Six nations: Fabien Brau-Boirie, dernière perle de l'usine à centres des Bleus
Après "LBB", l'ailier bordelais Louis Bielle-Biarrey, il va peut-être falloir s'habituer à "FBB", avec Fabien Brau-Boirie, le dernier modèle sorti de l'usine à centres des Bleus, impitoyable dimanche lors du festival contre les Gallois à Cardiff (12-54), pour sa première sélection sous le maillot du XV de France.
Un essai, dès la 15e minute, sur une délicieuse remise à l'intérieur de Jalibert, mais aussi 17 plaquages (aucun raté), 90 mètres ballon en main, 8 défenseurs battus et un grattage: aligné en l'absence du titulaire habituel, le Bordelo-Béglais Yoram Moefana, le gamin palois de 20 ans n'a pas semblé impressionné par le cadre et les choeurs gallois, pendant ses 80 minutes dans l'enceinte mythique du Principality Stadium.
Et ses 98 kg pour 1,90 m ont fait mal à la défense du XV du Poireau, comme lors de cette percée à la 73e minute où trois Gallois ont dû s'employer pour l'arrêter.
Tête haute, passes fluides: avant même cette prestation haut de gamme, les compliments pleuvaient sur le dernier joyau façonné à Pau, dans la lignée de ses deux compères alignés dimanche avec lui, Émilien Gailleton (22 ans, 12 sélections) et Théo Attissogbe (21 ans, 10 sélections), en attendant les arrivées probables de Grégoire Arfeuil (21 ans) et Aaron Grandidier-Nkanang (25 ans).

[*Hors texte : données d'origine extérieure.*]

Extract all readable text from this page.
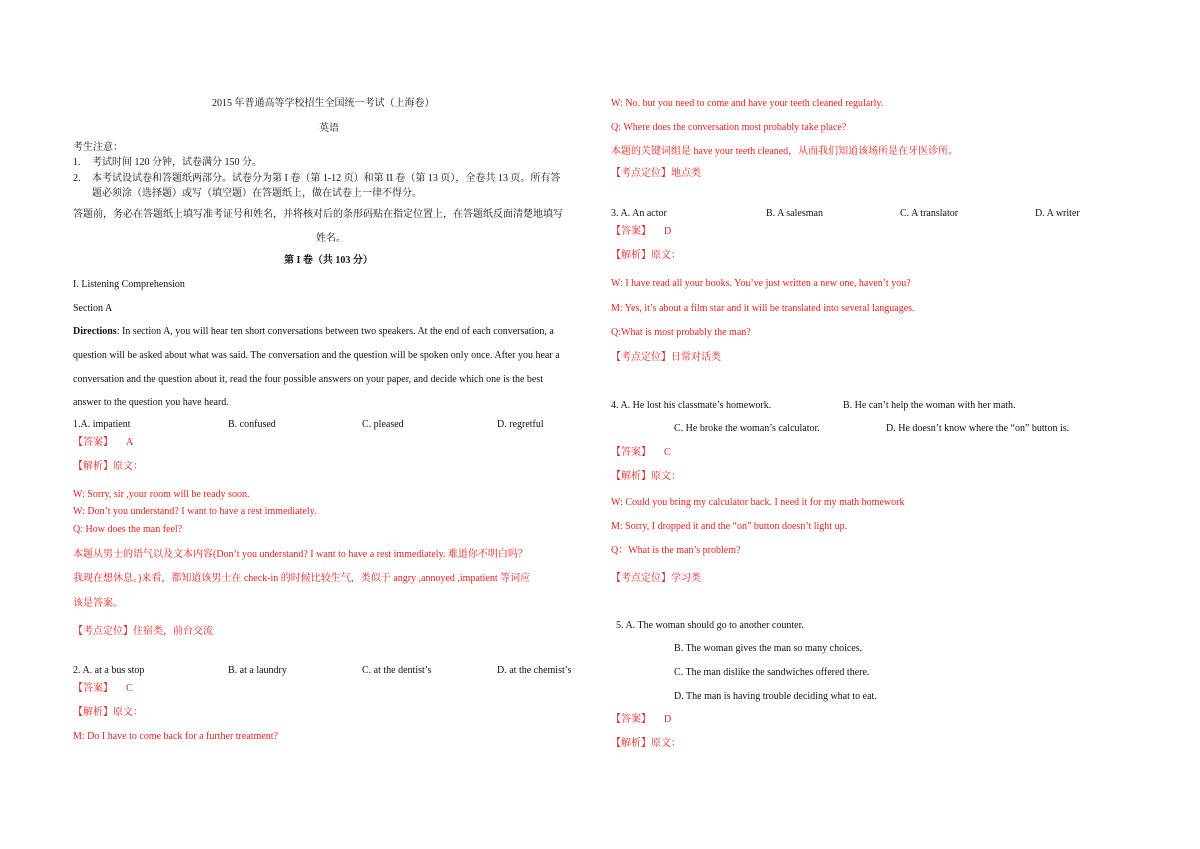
2015 年普通高等学校招生全国统一考试（上海卷）
英语
考生注意：
1. 考试时间 120 分钟，试卷满分 150 分。
2. 本考试设试卷和答题纸两部分。试卷分为第 I 卷（第 1-12 页）和第 II 卷（第 13 页），全卷共 13 页。所有答
题必须涂（选择题）或写（填空题）在答题纸上，做在试卷上一律不得分。
答题前，务必在答题纸上填写准考证号和姓名，并将核对后的条形码贴在指定位置上，在答题纸反面清楚地填写
姓名。
第 I 卷（共 103 分）
I. Listening Comprehension
Section A
Directions: In section A, you will hear ten short conversations between two speakers. At the end of each conversation, a
question will be asked about what was said. The conversation and the question will be spoken only once. After you hear a
conversation and the question about it, read the four possible answers on your paper, and decide which one is the best
answer to the question you have heard.
1.A. impatient	B. confused	C. pleased	D. regretful
【答案】 A
【解析】原文：
W: Sorry, sir ,your room will be ready soon.
W: Don’t you understand? I want to have a rest immediately.
Q: How does the man feel?
本题从男士的语气以及文本内容(Don’t you understand? I want to have a rest immediately. 难道你不明白吗？
我现在想休息。)来看，都知道该男士在 check-in 的时候比较生气，类似于 angry ,annoyed ,impatient 等词应
该是答案。
【考点定位】住宿类，前台交流
2. A. at a bus stop	B. at a laundry	C. at the dentist’s	D. at the chemist’s
【答案】 C
【解析】原文：
M: Do I have to come back for a further treatment?
W: No. but you need to come and have your teeth cleaned regularly.
Q: Where does the conversation most probably take place?
本题的关键词组是 have your teeth cleaned，从而我们知道该场所是在牙医诊所。
【考点定位】地点类
3. A. An actor	B. A salesman	C. A translator	D. A writer
【答案】 D
【解析】原文：
W: I have read all your books. You’ve just written a new one, haven’t you?
M: Yes, it’s about a film star and it will be translated into several languages.
Q:What is most probably the man?
【考点定位】日常对话类
4. A. He lost his classmate’s homework.	B. He can’t help the woman with her math.
C. He broke the woman’s calculator.	D. He doesn’t know where the “on” button is.
【答案】 C
【解析】原文：
W: Could you bring my calculator back. I need it for my math homework
M: Sorry, I dropped it and the “on” button doesn’t light up.
Q：What is the man’s problem?
【考点定位】学习类
5. A. The woman should go to another counter.
B. The woman gives the man so many choices.
C. The man dislike the sandwiches offered there.
D. The man is having trouble deciding what to eat.
【答案】 D
【解析】原文：
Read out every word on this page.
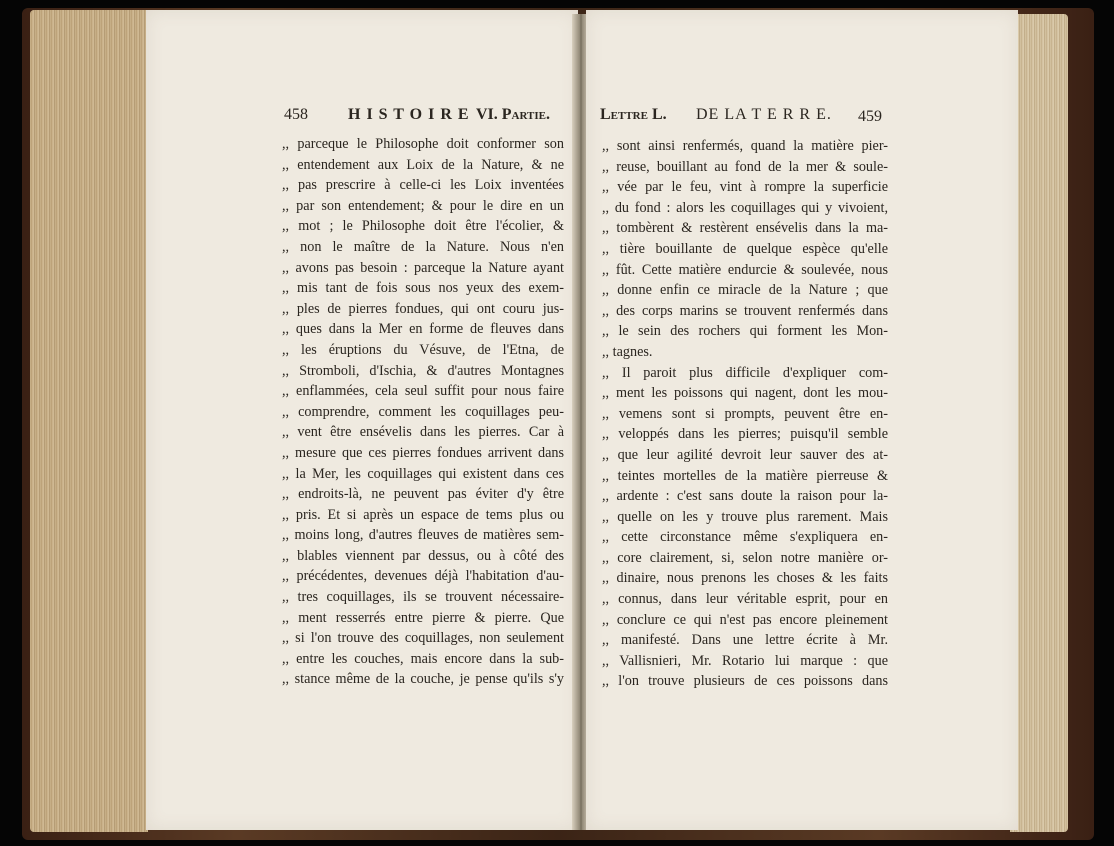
458	H I S T O I R E VI. Partie.
,, parceque le Philosophe doit conformer son
,, entendement aux Loix de la Nature, & ne
,, pas prescrire à celle-ci les Loix inventées
,, par son entendement; & pour le dire en un
,, mot ; le Philosophe doit être l'écolier, &
,, non le maître de la Nature. Nous n'en
,, avons pas besoin : parceque la Nature ayant
,, mis tant de fois sous nos yeux des exem-
,, ples de pierres fondues, qui ont couru jus-
,, ques dans la Mer en forme de fleuves dans
,, les éruptions du Vésuve, de l'Etna, de
,, Stromboli, d'Ischia, & d'autres Montagnes
,, enflammées, cela seul suffit pour nous faire
,, comprendre, comment les coquillages peu-
,, vent être ensévelis dans les pierres. Car à
,, mesure que ces pierres fondues arrivent dans
,, la Mer, les coquillages qui existent dans ces
,, endroits-là, ne peuvent pas éviter d'y être
,, pris. Et si après un espace de tems plus ou
,, moins long, d'autres fleuves de matières sem-
,, blables viennent par dessus, ou à côté des
,, précédentes, devenues déjà l'habitation d'au-
,, tres coquillages, ils se trouvent nécessaire-
,, ment resserrés entre pierre & pierre. Que
,, si l'on trouve des coquillages, non seulement
,, entre les couches, mais encore dans la sub-
,, stance même de la couche, je pense qu'ils s'y
Lettre L. DE LA T E R R E. 459
,, sont ainsi renfermés, quand la matière pier-
,, reuse, bouillant au fond de la mer & soule-
,, vée par le feu, vint à rompre la superficie
,, du fond : alors les coquillages qui y vivoient,
,, tombèrent & restèrent ensévelis dans la ma-
,, tière bouillante de quelque espèce qu'elle
,, fût. Cette matière endurcie & soulevée, nous
,, donne enfin ce miracle de la Nature ; que
,, des corps marins se trouvent renfermés dans
,, le sein des rochers qui forment les Mon-
,, tagnes.
,, Il paroit plus difficile d'expliquer com-
,, ment les poissons qui nagent, dont les mou-
,, vemens sont si prompts, peuvent être en-
,, veloppés dans les pierres; puisqu'il semble
,, que leur agilité devroit leur sauver des at-
,, teintes mortelles de la matière pierreuse &
,, ardente : c'est sans doute la raison pour la-
,, quelle on les y trouve plus rarement. Mais
,, cette circonstance même s'expliquera en-
,, core clairement, si, selon notre manière or-
,, dinaire, nous prenons les choses & les faits
,, connus, dans leur véritable esprit, pour en
,, conclure ce qui n'est pas encore pleinement
,, manifesté. Dans une lettre écrite à Mr.
,, Vallisnieri, Mr. Rotario lui marque : que
,, l'on trouve plusieurs de ces poissons dans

Si le pays de Galles a longtemps été connu comme la "fly-half factory", l'usine à ouvreurs, la France est bien une fabrique de centres.
- "Le petit +Yannick+" -
"Je ne lui vois aucune limite", "c'est un puissant simple", "un Fidjien de Tarbes d'un point de vue athlétique, le petit +Yannick+ par sa posture", le décrivait en début de saison son manager à la Section Sébastien Piqueronies.
"Yannick", comme un certain Jauzion, l'ancien centre Toulousain, sélectionné à 73 reprises sous le maillot bleu entre 2001 et 2011.
Et l'entraîneur palois n'est pas le seul à voir en Brau-Boirie le possible héritier de cette figure du rugby français. "Il a cette espèce de talent, un peu à la Yannick Jauzion, pour être sobre et très efficace, pour faire bien jouer autour de lui, avec des axes de course toujours très purs", avait décrit mardi Patrick Arlettaz, l'entraîneur des lignes arrières du XV de France, ancien centre lui aussi.
Né à Narbonne, arrivé au rugby à Tournay (Hautes-Pyrénées) puis Tarbes, et polis au centre de formation de la section paloise, "FBB" avait deux idoles, l'ancien Clermontois Wesley Fofana et le roi des offloads All Black Sony Bill Williams.
Tête bien faite, l'étudiant en troisième année d'école de commerce n'a pas semblé plus perturbé que ça dimanche dans le chaudron de Cardiff.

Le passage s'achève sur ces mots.